The Jordan River, a perennial river of the West Gippsland catchment, is located in the Alpine region of the Australian state of Victoria.

==Location and features==
The Jordan River rises near The Springs, south of Woods Point, part of the Great Dividing Range. The headwaters drain a marginal area of the Big River State Forest near Jordan Gap, Jordan Cutting and McAdam Gap. The river flows generally south by east, much of its course through the Thomson State Forest, before reaching its confluence with the Thomson River within the northern reaches of the Thomson Reservoir. The river descends 732 m over its 22 km course.

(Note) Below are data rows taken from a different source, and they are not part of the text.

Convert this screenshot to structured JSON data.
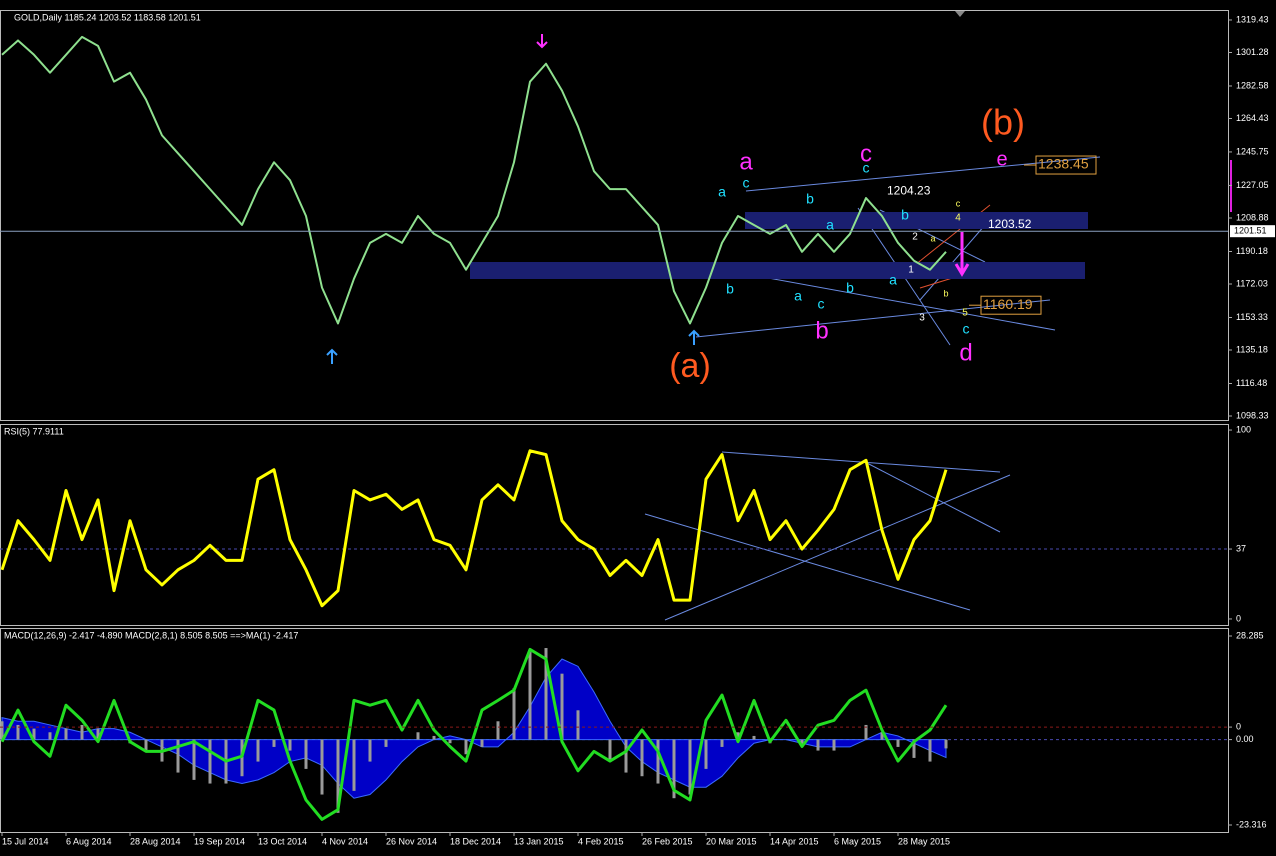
{
  "chart_data": [
    {
      "type": "line",
      "title": "GOLD,Daily  1185.24 1203.52 1183.58 1201.51",
      "color": "#8fe08f",
      "values": [
        1300,
        1308,
        1300,
        1290,
        1300,
        1310,
        1305,
        1285,
        1290,
        1275,
        1255,
        1245,
        1235,
        1225,
        1215,
        1205,
        1225,
        1240,
        1230,
        1210,
        1170,
        1150,
        1175,
        1195,
        1200,
        1195,
        1210,
        1200,
        1195,
        1180,
        1195,
        1210,
        1240,
        1285,
        1295,
        1280,
        1260,
        1235,
        1225,
        1225,
        1215,
        1205,
        1168,
        1150,
        1170,
        1195,
        1210,
        1205,
        1200,
        1205,
        1190,
        1200,
        1190,
        1200,
        1220,
        1210,
        1195,
        1185,
        1180,
        1190
      ],
      "ylim": [
        1096.1,
        1325.0
      ],
      "yticks": [
        1319.43,
        1301.28,
        1282.58,
        1264.43,
        1245.75,
        1227.05,
        1208.88,
        1190.18,
        1172.03,
        1153.33,
        1135.18,
        1116.48,
        1098.33
      ],
      "current_price": 1201.51,
      "price_labels": [
        1238.45,
        1160.19,
        1203.52,
        1204.23
      ],
      "annotations": [
        "(b)",
        "(a)",
        "a",
        "c",
        "e",
        "b",
        "d",
        "a",
        "c",
        "b",
        "b",
        "a",
        "a",
        "c",
        "b",
        "c",
        "b",
        "a",
        "c",
        "c",
        "4",
        "2",
        "a",
        "1",
        "b",
        "3",
        "5"
      ]
    },
    {
      "type": "line",
      "title": "RSI(5) 77.9111",
      "color": "#ffff00",
      "values": [
        26,
        52,
        42,
        31,
        68,
        42,
        63,
        15,
        52,
        26,
        18,
        26,
        31,
        39,
        31,
        31,
        74,
        79,
        42,
        26,
        7,
        15,
        68,
        63,
        66,
        58,
        63,
        42,
        39,
        26,
        63,
        71,
        63,
        89,
        87,
        52,
        42,
        37,
        23,
        31,
        23,
        42,
        10,
        10,
        74,
        87,
        52,
        68,
        42,
        52,
        37,
        47,
        58,
        79,
        84,
        47,
        21,
        42,
        52,
        79
      ],
      "ylim": [
        -3.2,
        103.2
      ],
      "yticks": [
        100,
        37,
        0
      ]
    },
    {
      "type": "macd",
      "title": "MACD(12,26,9) -2.417 -4.890  MACD(2,8,1) 8.505 8.505  ==>MA(1) -2.417",
      "categories": [
        "15 Jul 2014",
        null,
        null,
        null,
        "6 Aug 2014",
        null,
        null,
        null,
        "28 Aug 2014",
        null,
        null,
        null,
        "19 Sep 2014",
        null,
        null,
        null,
        "13 Oct 2014",
        null,
        null,
        null,
        "4 Nov 2014",
        null,
        null,
        null,
        "26 Nov 2014",
        null,
        null,
        null,
        "18 Dec 2014",
        null,
        null,
        null,
        "13 Jan 2015",
        null,
        null,
        null,
        "4 Feb 2015",
        null,
        null,
        null,
        "26 Feb 2015",
        null,
        null,
        null,
        "20 Mar 2015",
        null,
        null,
        null,
        "14 Apr 2015",
        null,
        null,
        null,
        "6 May 2015",
        null,
        null,
        null,
        "28 May 2015",
        null,
        null,
        null
      ],
      "series": [
        {
          "color": "#9a9a9a",
          "values": [
            5,
            4,
            3,
            2,
            3,
            4,
            3,
            0,
            -1,
            -3,
            -6,
            -9,
            -11,
            -12,
            -12,
            -10,
            -6,
            -2,
            -3,
            -8,
            -15,
            -20,
            -14,
            -6,
            -2,
            0,
            2,
            1,
            -1,
            -4,
            -2,
            5,
            14,
            24,
            25,
            18,
            8,
            0,
            -6,
            -9,
            -10,
            -12,
            -16,
            -15,
            -8,
            -2,
            2,
            1,
            -1,
            0,
            -2,
            -3,
            -3,
            0,
            4,
            2,
            -2,
            -5,
            -6,
            -2.4
          ]
        },
        {
          "color": "#0000dd",
          "values": [
            6,
            5,
            5,
            4,
            3,
            2,
            3,
            3,
            2,
            0,
            -2,
            -4,
            -7,
            -9,
            -11,
            -12,
            -11,
            -9,
            -6,
            -5,
            -7,
            -12,
            -16,
            -15,
            -11,
            -6,
            -2,
            0,
            1,
            0,
            -2,
            -2,
            2,
            9,
            17,
            22,
            20,
            13,
            5,
            -2,
            -6,
            -9,
            -11,
            -13,
            -13,
            -10,
            -5,
            -1,
            0,
            0,
            -1,
            -2,
            -2,
            -2,
            0,
            2,
            1,
            -1,
            -3,
            -4.9
          ]
        },
        {
          "color": "#22dd22",
          "axis": "y2",
          "values": [
            -3,
            3.5,
            -3,
            -6,
            4.5,
            1.4,
            -3,
            5.5,
            -3,
            -5,
            -5,
            -4,
            -3,
            -5,
            -7,
            -6,
            5.5,
            3.5,
            -7,
            -15,
            -19,
            -17,
            5.5,
            4.5,
            5.5,
            -0.6,
            5.5,
            -0.6,
            -4,
            -7,
            3.5,
            5.5,
            7.6,
            16,
            14,
            -3,
            -9,
            -5,
            -7,
            -5,
            -0.6,
            -5,
            -13,
            -15,
            1.4,
            6.6,
            -3,
            5.5,
            -3,
            1.4,
            -4,
            0.4,
            1.4,
            5.5,
            7.6,
            -0.6,
            -7,
            -3,
            -0.6,
            4.5
          ]
        }
      ],
      "ylim": [
        -25.23,
        30.47
      ],
      "yticks": [
        28.285,
        {
          "value": 0,
          "label": "0.00"
        },
        -23.316
      ],
      "y2lim": [
        -21.6,
        20.4
      ],
      "y2ticks": [
        0
      ]
    }
  ]
}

The Victorian Department of Primary Industries describes the river as:
A small (5 m wide) clear, fast-flowing stream running through steep forested country, rock and gravel bottom. Access limited to road crossings and forestry tracks.

==European history==

The Jordan Valley was intensively mined for gold during the latter half of the 19th and early 20th centuries. As supplies were erratic and high prices were being charged, a group of businessmen from Sale posted a reward in early 1862 to cut a reliable supply track into the Jordan goldfields. Claims were made by Thomas McEvoy, Fred Porter, Archie Campbell and William Anderson, with McEvoy's Track awarded the main prize money and being the one used by most carters and miners.

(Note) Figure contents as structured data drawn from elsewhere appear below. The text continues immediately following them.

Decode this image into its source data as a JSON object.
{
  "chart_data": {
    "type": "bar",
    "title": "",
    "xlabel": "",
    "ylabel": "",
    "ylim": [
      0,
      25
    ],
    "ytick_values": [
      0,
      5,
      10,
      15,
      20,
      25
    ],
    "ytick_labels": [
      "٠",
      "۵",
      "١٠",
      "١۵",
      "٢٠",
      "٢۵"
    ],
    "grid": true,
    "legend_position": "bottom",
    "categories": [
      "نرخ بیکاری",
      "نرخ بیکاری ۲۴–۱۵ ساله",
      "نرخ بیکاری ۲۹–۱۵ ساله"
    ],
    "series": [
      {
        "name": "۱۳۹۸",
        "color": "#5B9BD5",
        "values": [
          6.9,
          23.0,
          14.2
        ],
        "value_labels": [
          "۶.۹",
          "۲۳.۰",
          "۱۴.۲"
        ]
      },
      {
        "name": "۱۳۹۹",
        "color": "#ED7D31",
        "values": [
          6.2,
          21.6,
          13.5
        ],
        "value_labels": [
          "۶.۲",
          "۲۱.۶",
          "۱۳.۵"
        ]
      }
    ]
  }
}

Several sites from this era, including the Jordan River Diversion Tunnel, are listed in the Victorian Heritage Inventory.

The Thomson Valley - Mount Shillinglaw section of the Australian Alps Walking Track follows the Jordan River for part of its length.

==Etymology==
The Jordan River was named after the biblical River Jordan (Hebrew: meaning "descending") by Owen Little in 1861 because access was "a hard road to travel". Christie mentions a report in the Gippsland Times that miners thought the tree ferns further down the river reminded them of palm trees in bible illustrations, hence also the Jericho goldfield, as Jericho was "the city of palm trees" (Joshua 34:3).